District looks to handle changing of the guard
Crossing guard programs have traditionally been a joint school-police venture.
By HAROLD GWIN
VINDICATOR EDUCATION WRITER
SHARON, Pa. — When the city announced that financial problems would prevent it from helping provide crossing guards for the Sharon City School District, the district was faced with a dilemma.
The tab for the guards was running about $200,000 a year, and the city, which actually employed the part-time guards, and the school district shared the cost.
The city announced last spring that, starting this fall, it would no longer participate in the program, which was paying guards upward of $10 an hour and providing them with a prescription drug insurance plan.
That left the district facing the program expense on its own, prompting school officials to look for a different way to ensure pupil safety at the 15 guarded street crossings in the city.
Superintendent John Sarandrea said Sharon put out a request for proposals to provide the guard services and chose to hire a private company, Morris Security Specialists LLC of Liberty Township, to handle the job.
The cost is $82,832 for a one-year contract covering 180 school days.
Crossing guard duties in Pennsylvania are, by tradition and policy, a function shared by school districts and their local police departments, said Scott Shewell of the Pennsylvania School Boards Association.
“Those are community-level decisions,” he said, explaining the state doesn’t govern the matter.
The PSBA doesn’t track that particular data, but Shewell said he is unaware of any other Pennsylvania school districts turning the job over to a private company.
Likewise, Jeff Chambers of the Ohio School Boards Association, said he hasn’t heard of anyone in Ohio doing it either.
“We realize this is new ground for the school district,” Sarandrea said, adding that he isn’t aware of any other district doing it. Sharon may be the first in the state, he said.
It’s also something new for Morris Security, said Steven Liller, director of security for the company.
About the company
Morris is a traditional security company, handling things like background checks, electronic fingerprinting and placing security guards, he said, noting that moving into the school crossing guard market is a new venture.
The company was looking to expand into Pennsylvania when it learned that Sharon was looking for a private company to handle its crossing guard program.
Morris saw it as an opportunity to help the district reduce its cost and get some good advertising in the process, Liller said.

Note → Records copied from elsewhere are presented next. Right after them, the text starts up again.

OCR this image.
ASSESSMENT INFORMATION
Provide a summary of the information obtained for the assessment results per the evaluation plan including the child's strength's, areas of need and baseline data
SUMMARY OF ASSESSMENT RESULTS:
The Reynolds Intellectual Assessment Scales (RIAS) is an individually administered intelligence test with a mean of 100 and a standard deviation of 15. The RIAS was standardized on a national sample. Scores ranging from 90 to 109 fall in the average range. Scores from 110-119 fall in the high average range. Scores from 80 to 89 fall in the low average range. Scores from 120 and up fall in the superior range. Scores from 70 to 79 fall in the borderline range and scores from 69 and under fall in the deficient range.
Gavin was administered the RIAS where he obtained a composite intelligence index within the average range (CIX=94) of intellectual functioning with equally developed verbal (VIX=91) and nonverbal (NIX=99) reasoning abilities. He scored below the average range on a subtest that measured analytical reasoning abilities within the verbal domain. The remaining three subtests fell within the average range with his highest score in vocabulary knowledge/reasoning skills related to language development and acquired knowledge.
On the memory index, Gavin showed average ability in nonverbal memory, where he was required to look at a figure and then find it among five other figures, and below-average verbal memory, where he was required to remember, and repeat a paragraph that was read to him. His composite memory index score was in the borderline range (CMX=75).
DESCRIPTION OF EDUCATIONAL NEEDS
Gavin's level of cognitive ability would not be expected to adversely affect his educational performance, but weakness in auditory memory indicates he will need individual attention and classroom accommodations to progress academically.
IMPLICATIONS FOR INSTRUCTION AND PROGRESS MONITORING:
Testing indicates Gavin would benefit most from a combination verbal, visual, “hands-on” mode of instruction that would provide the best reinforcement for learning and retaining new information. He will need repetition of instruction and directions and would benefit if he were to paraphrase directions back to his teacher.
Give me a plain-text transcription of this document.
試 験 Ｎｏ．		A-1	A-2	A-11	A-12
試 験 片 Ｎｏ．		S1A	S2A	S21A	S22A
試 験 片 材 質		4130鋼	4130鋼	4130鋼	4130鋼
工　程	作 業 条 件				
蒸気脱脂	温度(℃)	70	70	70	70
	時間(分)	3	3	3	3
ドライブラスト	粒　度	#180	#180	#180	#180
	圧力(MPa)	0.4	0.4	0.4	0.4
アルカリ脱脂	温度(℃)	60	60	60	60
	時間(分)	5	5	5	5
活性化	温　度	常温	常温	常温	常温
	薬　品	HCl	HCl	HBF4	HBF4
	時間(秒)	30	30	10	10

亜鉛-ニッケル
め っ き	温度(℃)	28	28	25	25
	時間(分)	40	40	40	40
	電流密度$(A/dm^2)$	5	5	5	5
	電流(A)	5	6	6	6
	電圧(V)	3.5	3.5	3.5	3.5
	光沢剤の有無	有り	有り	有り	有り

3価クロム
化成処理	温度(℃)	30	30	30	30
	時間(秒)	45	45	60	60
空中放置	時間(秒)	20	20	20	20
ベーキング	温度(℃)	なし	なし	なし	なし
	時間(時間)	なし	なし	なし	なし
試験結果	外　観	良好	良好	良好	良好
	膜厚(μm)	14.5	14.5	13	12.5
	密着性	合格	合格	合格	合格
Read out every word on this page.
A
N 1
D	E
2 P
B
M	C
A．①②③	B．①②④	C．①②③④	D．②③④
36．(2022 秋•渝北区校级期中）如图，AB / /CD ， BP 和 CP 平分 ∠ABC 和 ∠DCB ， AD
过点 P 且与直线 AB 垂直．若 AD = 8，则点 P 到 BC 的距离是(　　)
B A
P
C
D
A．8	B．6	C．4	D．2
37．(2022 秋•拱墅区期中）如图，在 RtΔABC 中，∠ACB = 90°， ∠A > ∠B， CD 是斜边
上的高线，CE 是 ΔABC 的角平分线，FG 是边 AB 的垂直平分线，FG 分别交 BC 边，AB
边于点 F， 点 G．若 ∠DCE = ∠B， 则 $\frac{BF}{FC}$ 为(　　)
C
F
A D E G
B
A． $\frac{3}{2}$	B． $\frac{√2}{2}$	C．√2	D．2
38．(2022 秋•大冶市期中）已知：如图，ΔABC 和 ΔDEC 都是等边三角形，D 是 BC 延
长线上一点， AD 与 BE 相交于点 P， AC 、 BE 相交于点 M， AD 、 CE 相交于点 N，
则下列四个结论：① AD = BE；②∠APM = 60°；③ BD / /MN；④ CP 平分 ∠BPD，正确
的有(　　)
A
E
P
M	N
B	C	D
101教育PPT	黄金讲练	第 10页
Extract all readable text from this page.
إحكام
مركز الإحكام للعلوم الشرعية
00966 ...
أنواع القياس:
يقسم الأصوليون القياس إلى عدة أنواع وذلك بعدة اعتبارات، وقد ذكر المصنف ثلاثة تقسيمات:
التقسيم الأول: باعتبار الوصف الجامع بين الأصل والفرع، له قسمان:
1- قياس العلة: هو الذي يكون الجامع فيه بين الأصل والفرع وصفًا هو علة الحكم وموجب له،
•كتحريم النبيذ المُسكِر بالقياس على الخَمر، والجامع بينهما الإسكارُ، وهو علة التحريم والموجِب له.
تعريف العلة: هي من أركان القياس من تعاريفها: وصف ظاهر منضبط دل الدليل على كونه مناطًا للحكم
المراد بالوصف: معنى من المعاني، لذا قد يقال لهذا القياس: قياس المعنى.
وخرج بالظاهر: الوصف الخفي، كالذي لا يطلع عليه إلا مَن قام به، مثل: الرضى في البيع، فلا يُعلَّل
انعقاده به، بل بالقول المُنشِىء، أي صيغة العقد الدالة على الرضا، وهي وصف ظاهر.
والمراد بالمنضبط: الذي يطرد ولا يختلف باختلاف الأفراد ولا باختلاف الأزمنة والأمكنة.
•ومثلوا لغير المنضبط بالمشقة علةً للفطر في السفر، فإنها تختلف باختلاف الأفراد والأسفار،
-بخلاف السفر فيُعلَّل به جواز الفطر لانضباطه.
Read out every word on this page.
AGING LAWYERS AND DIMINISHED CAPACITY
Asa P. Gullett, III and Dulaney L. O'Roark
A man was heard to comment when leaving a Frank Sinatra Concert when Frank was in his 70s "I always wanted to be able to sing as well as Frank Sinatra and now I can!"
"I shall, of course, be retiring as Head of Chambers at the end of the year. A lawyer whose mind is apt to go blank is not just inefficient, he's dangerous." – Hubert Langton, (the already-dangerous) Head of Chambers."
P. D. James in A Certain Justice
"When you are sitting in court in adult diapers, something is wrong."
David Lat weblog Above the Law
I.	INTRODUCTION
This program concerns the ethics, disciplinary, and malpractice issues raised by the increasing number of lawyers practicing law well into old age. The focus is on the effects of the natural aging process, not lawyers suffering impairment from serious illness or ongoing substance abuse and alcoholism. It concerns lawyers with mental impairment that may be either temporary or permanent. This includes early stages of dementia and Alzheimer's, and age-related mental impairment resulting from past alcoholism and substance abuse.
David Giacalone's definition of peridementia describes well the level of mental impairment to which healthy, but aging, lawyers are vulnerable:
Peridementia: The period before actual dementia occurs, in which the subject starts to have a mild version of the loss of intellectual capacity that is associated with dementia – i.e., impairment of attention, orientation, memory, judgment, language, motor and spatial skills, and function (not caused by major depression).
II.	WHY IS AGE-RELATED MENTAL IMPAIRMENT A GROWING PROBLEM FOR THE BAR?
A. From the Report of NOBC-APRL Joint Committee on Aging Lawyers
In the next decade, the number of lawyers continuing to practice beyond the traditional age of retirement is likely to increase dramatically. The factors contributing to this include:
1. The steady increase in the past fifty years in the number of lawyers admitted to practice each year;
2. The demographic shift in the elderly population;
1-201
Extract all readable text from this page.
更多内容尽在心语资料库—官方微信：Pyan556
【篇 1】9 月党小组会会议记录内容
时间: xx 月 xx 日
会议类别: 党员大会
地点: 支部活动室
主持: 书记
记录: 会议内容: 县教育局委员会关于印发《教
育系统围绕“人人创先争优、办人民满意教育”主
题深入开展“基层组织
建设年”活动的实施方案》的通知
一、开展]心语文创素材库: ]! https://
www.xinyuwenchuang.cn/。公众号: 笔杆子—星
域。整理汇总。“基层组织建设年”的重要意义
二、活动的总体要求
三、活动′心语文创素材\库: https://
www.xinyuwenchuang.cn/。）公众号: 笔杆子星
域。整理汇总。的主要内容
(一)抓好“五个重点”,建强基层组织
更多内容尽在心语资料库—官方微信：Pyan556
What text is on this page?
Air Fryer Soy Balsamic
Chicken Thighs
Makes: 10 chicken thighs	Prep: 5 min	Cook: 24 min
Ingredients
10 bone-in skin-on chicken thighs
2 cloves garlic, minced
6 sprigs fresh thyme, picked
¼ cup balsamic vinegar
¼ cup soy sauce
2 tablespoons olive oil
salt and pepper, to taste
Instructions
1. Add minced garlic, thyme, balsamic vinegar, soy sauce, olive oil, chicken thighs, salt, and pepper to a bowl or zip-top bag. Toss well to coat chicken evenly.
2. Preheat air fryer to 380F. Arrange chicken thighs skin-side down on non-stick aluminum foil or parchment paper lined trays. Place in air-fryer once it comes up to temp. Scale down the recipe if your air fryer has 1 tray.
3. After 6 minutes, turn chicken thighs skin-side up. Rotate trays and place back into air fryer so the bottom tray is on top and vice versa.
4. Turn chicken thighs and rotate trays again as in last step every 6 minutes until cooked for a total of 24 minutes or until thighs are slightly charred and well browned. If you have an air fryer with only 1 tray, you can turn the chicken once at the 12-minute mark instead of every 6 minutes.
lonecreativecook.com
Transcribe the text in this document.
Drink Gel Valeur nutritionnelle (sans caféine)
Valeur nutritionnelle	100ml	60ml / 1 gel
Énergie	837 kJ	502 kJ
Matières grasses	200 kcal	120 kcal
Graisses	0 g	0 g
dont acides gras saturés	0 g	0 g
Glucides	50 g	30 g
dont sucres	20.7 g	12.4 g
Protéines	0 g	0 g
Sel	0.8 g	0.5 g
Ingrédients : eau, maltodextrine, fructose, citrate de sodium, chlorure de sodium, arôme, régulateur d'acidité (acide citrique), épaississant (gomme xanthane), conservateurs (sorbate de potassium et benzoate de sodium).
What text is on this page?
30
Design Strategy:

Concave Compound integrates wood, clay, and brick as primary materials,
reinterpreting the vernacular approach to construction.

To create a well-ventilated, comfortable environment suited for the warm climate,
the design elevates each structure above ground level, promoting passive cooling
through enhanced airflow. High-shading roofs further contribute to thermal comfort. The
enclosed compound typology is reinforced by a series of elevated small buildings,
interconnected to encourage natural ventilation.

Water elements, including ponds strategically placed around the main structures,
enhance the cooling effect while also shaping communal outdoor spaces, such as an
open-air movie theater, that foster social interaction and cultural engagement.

If it works out, the company will begin marketing the service to other schools, including those in Ohio, he said, noting that Morris has already received a call from another Pennsylvania school district inquiring about its services.
School opened Aug. 29 in Sharon and, so far, there have been no problems or complaints, both Sarandrea and Liller said.
Sharon children and parents accustomed to seeing certain guards at specific crossings probably haven’t noticed a difference.
Morris hired 12 of the 14 previous guards, and, aside from now wearing a white shirt with the company logo and a company identification badge, their duties haven’t changed.
“These guys know the kids, they know the parents,” Liller said, stressing that the safety of the children is paramount so keeping as much of the existing force as possible was very important to the company.
The guards who stayed took a bit of a pay cut. They lost their prescription plan and get paid a flat rate of $23 a day for about two and one-half hours’ work.
That’s not a problem, said Wade Vogan of Sharon, a General American Transportation Corp. retiree who has been a crossing guard in the city for six years.
It’s not for the money
“We’re doing it for the kids, not the money,” he said, as he ushered a couple of late arrivals to school across State Street at Case Avenue on a recent morning.
“Hurry up; you’ve got two minutes,” he said to one young man, glancing at his watch.
The rewards come in the form of Christmas cookies and an occasional T-shirt from the Case Avenue Elementary reading program, he said.
“I enjoy the kids,” said Bob Martell of Sharon, also in his sixth year as a guard, working the crossing at State and South Meyers Avenue in front of the high school.
He said he has no complaints about working for Morris Security.
“It’s not bad for me. They’ve been nice to me,” he said.
John Hepler of Sharon, a retired GM Lordstown employee, said he took a job as a crossing guard in 1999 as a way to get out and to meet the kids. It’s for the camaraderie, he said, as he waved to a passing motorist at his State and Oakland Avenue crossing.
Hepler said he doesn’t understand whey the city and school district decided to farm out the guard program to a private company, but he’s willing to give Morris a chance.
Sarandrea said he is hopeful that the city will still be willing to pick up half of the crossing guard expense, although Mayor Bob Lucas said he no longer has any money set aside in the budget for that purpose.
Still, if city council decides to again participate, Lucas said he will have to find the money to do so.